In the case of unemployment benefits, states expanded eligibility rules, opening up the program to people that do not normally qualify for unemployment benefits, like self-employed workers. And for other programs like feeding our future, some oversight rules were suspended or weakened due to the pandemic. So, it is not too shocking that some improper payments were made.
Nature of the government is also to blame
But issues of waste and fraud with government funds have existed even before the pandemic for many programs. In the 2010 fiscal year, for example, the Center for Medicare and Medicaid Services (CMS) handed out an estimated $48 billion in improper payments.

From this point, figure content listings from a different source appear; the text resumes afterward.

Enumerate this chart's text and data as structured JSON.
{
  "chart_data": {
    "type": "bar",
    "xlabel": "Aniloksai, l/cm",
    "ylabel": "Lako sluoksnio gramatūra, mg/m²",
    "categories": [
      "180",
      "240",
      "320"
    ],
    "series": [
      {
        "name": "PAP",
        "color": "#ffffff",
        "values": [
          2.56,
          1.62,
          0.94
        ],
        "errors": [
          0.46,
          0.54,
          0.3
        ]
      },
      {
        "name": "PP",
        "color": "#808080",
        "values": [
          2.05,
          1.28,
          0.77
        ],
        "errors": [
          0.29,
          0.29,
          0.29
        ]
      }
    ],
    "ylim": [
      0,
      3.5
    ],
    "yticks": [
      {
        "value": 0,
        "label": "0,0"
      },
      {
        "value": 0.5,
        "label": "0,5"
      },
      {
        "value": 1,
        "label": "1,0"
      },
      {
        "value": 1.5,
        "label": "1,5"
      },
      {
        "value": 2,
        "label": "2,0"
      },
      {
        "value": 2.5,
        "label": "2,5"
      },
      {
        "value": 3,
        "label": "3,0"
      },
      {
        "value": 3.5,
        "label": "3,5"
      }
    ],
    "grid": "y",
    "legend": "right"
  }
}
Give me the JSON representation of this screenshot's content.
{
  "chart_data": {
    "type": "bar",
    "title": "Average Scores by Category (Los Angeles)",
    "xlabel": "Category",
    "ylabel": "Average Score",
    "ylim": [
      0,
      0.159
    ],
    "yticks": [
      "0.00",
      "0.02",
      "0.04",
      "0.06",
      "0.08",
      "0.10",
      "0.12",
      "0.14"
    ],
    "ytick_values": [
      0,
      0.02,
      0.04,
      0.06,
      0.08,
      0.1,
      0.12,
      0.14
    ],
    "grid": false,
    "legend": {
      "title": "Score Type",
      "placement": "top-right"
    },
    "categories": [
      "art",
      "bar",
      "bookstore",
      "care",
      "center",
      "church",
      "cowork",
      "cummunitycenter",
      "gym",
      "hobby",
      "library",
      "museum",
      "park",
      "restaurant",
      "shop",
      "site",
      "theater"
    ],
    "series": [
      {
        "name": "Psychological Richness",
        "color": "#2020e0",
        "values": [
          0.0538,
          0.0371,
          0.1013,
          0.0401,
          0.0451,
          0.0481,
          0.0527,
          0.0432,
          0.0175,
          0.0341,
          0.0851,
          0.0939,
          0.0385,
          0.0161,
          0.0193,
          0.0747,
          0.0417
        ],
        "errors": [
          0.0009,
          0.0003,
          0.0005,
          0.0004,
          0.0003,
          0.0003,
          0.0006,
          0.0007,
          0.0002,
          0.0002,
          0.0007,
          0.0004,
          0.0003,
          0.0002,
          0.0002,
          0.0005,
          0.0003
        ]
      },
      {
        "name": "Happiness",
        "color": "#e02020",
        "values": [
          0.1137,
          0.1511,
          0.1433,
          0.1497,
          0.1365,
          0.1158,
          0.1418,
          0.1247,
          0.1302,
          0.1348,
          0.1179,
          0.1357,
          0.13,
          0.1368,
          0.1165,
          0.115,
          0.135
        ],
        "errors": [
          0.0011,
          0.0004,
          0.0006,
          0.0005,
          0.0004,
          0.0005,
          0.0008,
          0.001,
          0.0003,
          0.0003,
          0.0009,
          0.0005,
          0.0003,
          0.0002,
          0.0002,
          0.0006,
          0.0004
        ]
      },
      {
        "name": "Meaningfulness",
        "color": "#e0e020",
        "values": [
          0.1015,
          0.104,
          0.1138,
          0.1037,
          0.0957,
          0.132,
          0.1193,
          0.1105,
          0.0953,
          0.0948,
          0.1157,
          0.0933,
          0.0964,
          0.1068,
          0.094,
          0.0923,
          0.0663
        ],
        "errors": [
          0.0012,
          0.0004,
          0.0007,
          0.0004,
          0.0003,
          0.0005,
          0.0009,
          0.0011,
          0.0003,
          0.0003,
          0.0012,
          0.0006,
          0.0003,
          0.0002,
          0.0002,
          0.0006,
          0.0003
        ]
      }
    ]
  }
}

And even in instances where government programs are immune to fraud, it does not always mean that those funds are spent responsibly. A lot of government spending goes to frivolous or ineffective projects, and in some cases, it is not managed properly. Take, for example, commercial flight tickets totaling $100 million that the Department of Defense bought between 1997 and 2003 and never used, or the $25 billion in government spending that could not be accounted for in 2003.
But why is there so much waste with government spending? As Milton Friedman explained, there are four types of spending.
You can spend your own money on yourself
You can spend your own money on someone else
You can spend someone else’s money on yourself
You can spend someone else’s money on someone else
When you are spending your own money on yourself, you have a vested interest. You want to get the most for your dollar, and you want to make sure there is no waste.
The government does not spend its own money, however. And a lot of times, it does not spend on itself, but rather on other people. So, it engages in the fourth type of spending; spending someone else’s money on someone else.
The government has no vested interest in taxpayer money. Consequently, it has little incentive to see that the money is spent responsibly.
So, while the timing and nature of these pandemic programs made fraud much more widespread, it is also likely that this is yet just another case of the government revealing its dysfunctional and wasteful nature.